We’re using the text, we have a good dictionary and a whiteboard,” said Williams, who has taught at Yale since 2009. “I can bring in a handout, but it’s very old school.”

The students must handwrite their essays; they rely on Wite-Out to correct errors. To obtain research materials for their papers students must fill out request forms that are then forwarded to trained student volunteers at Yale. The volunteers tap into Yale’s library databases to track down materials that are most relevant for the students’ requests and then deliver them to the prison. The turnaround takes about a week.

The constraints are pretty intense for these students,” Williams said. “But they bring a real focus and desire to the classroom that is admirable, especially considering the hostility of the environment they’re in, the stresses that they go through.
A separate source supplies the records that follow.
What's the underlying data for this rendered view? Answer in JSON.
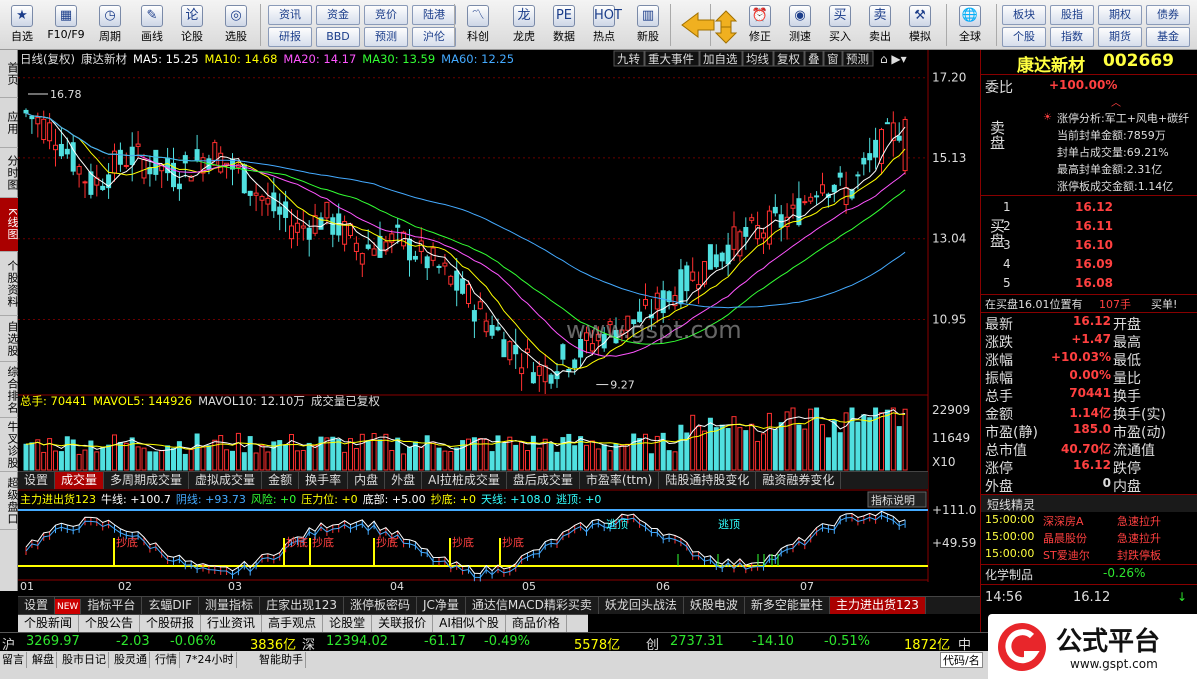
{
  "toolbar": {
    "items": [
      {
        "label": "自选",
        "icon": "★"
      },
      {
        "label": "F10/F9",
        "icon": "▦"
      },
      {
        "label": "周期",
        "icon": "◷"
      },
      {
        "label": "画线",
        "icon": "✎"
      },
      {
        "label": "论股",
        "icon": "论"
      },
      {
        "label": "选股",
        "icon": "◎"
      },
      {
        "label": "科创",
        "icon": "〽"
      },
      {
        "label": "龙虎",
        "icon": "龙"
      },
      {
        "label": "数据",
        "icon": "PE"
      },
      {
        "label": "热点",
        "icon": "HOT"
      },
      {
        "label": "新股",
        "icon": "▥"
      },
      {
        "label": "修正",
        "icon": "⏰"
      },
      {
        "label": "测速",
        "icon": "◉"
      },
      {
        "label": "买入",
        "icon": "买"
      },
      {
        "label": "卖出",
        "icon": "卖"
      },
      {
        "label": "模拟",
        "icon": "⚒"
      },
      {
        "label": "全球",
        "icon": "🌐"
      }
    ],
    "mid_buttons": [
      "资讯",
      "资金",
      "竞价",
      "陆港",
      "研报",
      "BBD",
      "预测",
      "沪伦"
    ],
    "right_buttons": [
      "板块",
      "股指",
      "期权",
      "债券",
      "个股",
      "指数",
      "期货",
      "基金"
    ]
  },
  "leftnav": [
    "首页",
    "应用",
    "分时图",
    "K线图",
    "个股资料",
    "自选股",
    "综合排名",
    "牛叉诊股",
    "超级盘口"
  ],
  "kline": {
    "title": "日线(复权)",
    "name": "康达新材",
    "ma5": "MA5: 15.25",
    "ma10": "MA10: 14.68",
    "ma20": "MA20: 14.17",
    "ma30": "MA30: 13.59",
    "ma60": "MA60: 12.25",
    "high_label": "16.78",
    "low_label": "9.27",
    "watermark": "www.gspt.com",
    "top_buttons": [
      "九转",
      "重大事件",
      "加自选",
      "均线",
      "复权",
      "叠",
      "窗",
      "预测"
    ],
    "price_axis": [
      "17.20",
      "15.13",
      "13.04",
      "10.95"
    ]
  },
  "volume": {
    "label": "总手: 70441",
    "mavol5": "MAVOL5: 144926",
    "mavol10": "MAVOL10: 12.10万",
    "note": "成交量已复权",
    "axis": [
      "22909",
      "11649",
      "X10"
    ]
  },
  "vol_tabs": [
    "设置",
    "成交量",
    "多周期成交量",
    "虚拟成交量",
    "金额",
    "换手率",
    "内盘",
    "外盘",
    "AI拉桩成交量",
    "盘后成交量",
    "市盈率(ttm)",
    "陆股通持股变化",
    "融资融券变化"
  ],
  "indicator": {
    "name": "主力进出货123",
    "niu": "牛线: +100.7",
    "yin": "阴线: +93.73",
    "risk": "风险: +0",
    "pressure": "压力位: +0",
    "bottom": "底部: +5.00",
    "chaodi": "抄底: +0",
    "tianxian": "天线: +108.0",
    "taoding": "逃顶: +0",
    "button": "指标说明",
    "axis": [
      "+111.0",
      "+49.59"
    ],
    "labels": [
      "抄底",
      "抄底",
      "抄底",
      "抄底",
      "抄底",
      "抄底",
      "逃顶",
      "逃顶"
    ]
  },
  "months": [
    "01",
    "02",
    "03",
    "04",
    "05",
    "06",
    "07"
  ],
  "ind_tabs": [
    "设置",
    "NEW",
    "指标平台",
    "玄蝠DIF",
    "测量指标",
    "庄家出现123",
    "涨停板密码",
    "JC净量",
    "通达信MACD精彩买卖",
    "妖龙回头战法",
    "妖股电波",
    "新多空能量柱",
    "主力进出货123"
  ],
  "news_tabs": [
    "个股新闻",
    "个股公告",
    "个股研报",
    "行业资讯",
    "高手观点",
    "论股堂",
    "关联报价",
    "AI相似个股",
    "商品价格"
  ],
  "quote": {
    "name": "康达新材",
    "code": "002669",
    "weibi_label": "委比",
    "weibi": "+100.00%",
    "zt_lines": [
      "涨停分析:军工+风电+碳纤",
      "当前封单金额:7859万",
      "封单占成交量:69.21%",
      "最高封单金额:2.31亿",
      "涨停板成交金额:1.14亿"
    ],
    "sell_label": "卖盘",
    "buy_label": "买盘",
    "buy": [
      [
        "1",
        "16.12"
      ],
      [
        "2",
        "16.11"
      ],
      [
        "3",
        "16.10"
      ],
      [
        "4",
        "16.09"
      ],
      [
        "5",
        "16.08"
      ]
    ],
    "notice": "在买盘16.01位置有",
    "notice_vol": "107手",
    "notice_tail": "买单!",
    "stats": [
      [
        "最新",
        "16.12",
        "开盘",
        ""
      ],
      [
        "涨跌",
        "+1.47",
        "最高",
        ""
      ],
      [
        "涨幅",
        "+10.03%",
        "最低",
        ""
      ],
      [
        "振幅",
        "0.00%",
        "量比",
        ""
      ],
      [
        "总手",
        "70441",
        "换手",
        ""
      ],
      [
        "金额",
        "1.14亿",
        "换手(实)",
        ""
      ],
      [
        "市盈(静)",
        "185.0",
        "市盈(动)",
        ""
      ],
      [
        "总市值",
        "40.70亿",
        "流通值",
        ""
      ],
      [
        "涨停",
        "16.12",
        "跌停",
        ""
      ],
      [
        "外盘",
        "0",
        "内盘",
        ""
      ]
    ],
    "dxjl": "短线精灵",
    "dx": [
      [
        "15:00:00",
        "深深房A",
        "急速拉升"
      ],
      [
        "15:00:00",
        "晶晨股份",
        "急速拉升"
      ],
      [
        "15:00:00",
        "ST爱迪尔",
        "封跌停板"
      ]
    ],
    "sector": "化学制品",
    "sector_pct": "-0.26%",
    "time": "14:56",
    "last": "16.12"
  },
  "indexbar": {
    "sh": "沪",
    "sh_v": "3269.97",
    "sh_c": "-2.03",
    "sh_p": "-0.06%",
    "sh_a": "3836亿",
    "sz": "深",
    "sz_v": "12394.02",
    "sz_c": "-61.17",
    "sz_p": "-0.49%",
    "sz_a": "5578亿",
    "cy": "创",
    "cy_v": "2737.31",
    "cy_c": "-14.10",
    "cy_p": "-0.51%",
    "cy_a": "1872亿",
    "zz": "中"
  },
  "bottom": [
    "留言",
    "解盘",
    "股市日记",
    "股灵通",
    "行情",
    "7*24小时",
    "智能助手"
  ],
  "codebox": "代码/名",
  "logo": {
    "text": "公式平台",
    "url": "www.gspt.com"
  }
}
The fact that they are bringing this much dedication and earnestness to the project is inspiring to me.”

Many of the usual institutional academic supports for students are provided by Tracy Westmoreland, the program’s site director at Danbury. Westmoreland acts as an academic advisor, financial aid liaison, volunteer scheduler, career counselor, and last-minute researcher for students who need help. And once the students are released from prison, Westmoreland works with them to find a place to continue their education.

I’m like a little mini dean,” he said. “I’m trying to offer emotional support and academic support.”

Tracy Westmoreland and YPEI students
Tracy Westmoreland, in the center, the YPEI’s Danbury site director, acts as a “mini-dean,” providing academic and emotional supports.

Danbury prison administrators and staff are “incredibly supportive,” he said, and even allowed for a recent concert by an experimental performance group led by Randall Horton, a professor of English at the University of New Haven who was previously incarcerated.

Stormi Ingle, another student enrolled in the program at Danbury, attended that show. During a Q&A session afterward, she told Horton how inspiring it was to see a formerly incarcerated person who is now a tenured college professor. She has the same aspiration.

Ingle estimates that she spends about 24 hours a week on assignments for her three YPEI classes. Completing the course work is so invigorating, she said, she regularly shares what she’s learned with other inmates, as well as family members. (Her mother, proud of Ingle’s studies, recently bought a Yale sweater.)

Before her experience in the program, Ingle said, “I didn’t know that I was smart, if that makes sense. I had self-doubt.”

Anna Ivy, another student, said a college degree was never something she even considered, given a childhood marked by abuse and, later, her own heroin addiction. In a conversation last November, just a day before her release from Danbury, Ivy said that YPEI had given her “a purpose,” and that she would continue to work toward a degree after she returned home to Arkansas.

Addiction made me feel helpless,” she said. “Now that I’ve been given a chance, I won’t go back.”

Michelle Beagle, left, and Anna Ivy in a “Literature and the Future” discussion.
Michelle Beagle, left, and Anna Ivy in a “Literature and the Future” discussion.

Another student, Michelle Beagle, still has 10 years left on her sentence. In the meantime, she’s throwing herself into her studies; at 45, she has only just discovered how much she loves to write. She hopes one day to work as a drug and alcohol counselor.

Education has given her and her fellow students a sense of self-worth, Beagle said.

I see women here carry themselves differently now,” she said. “We’re good people who made bad decisions.”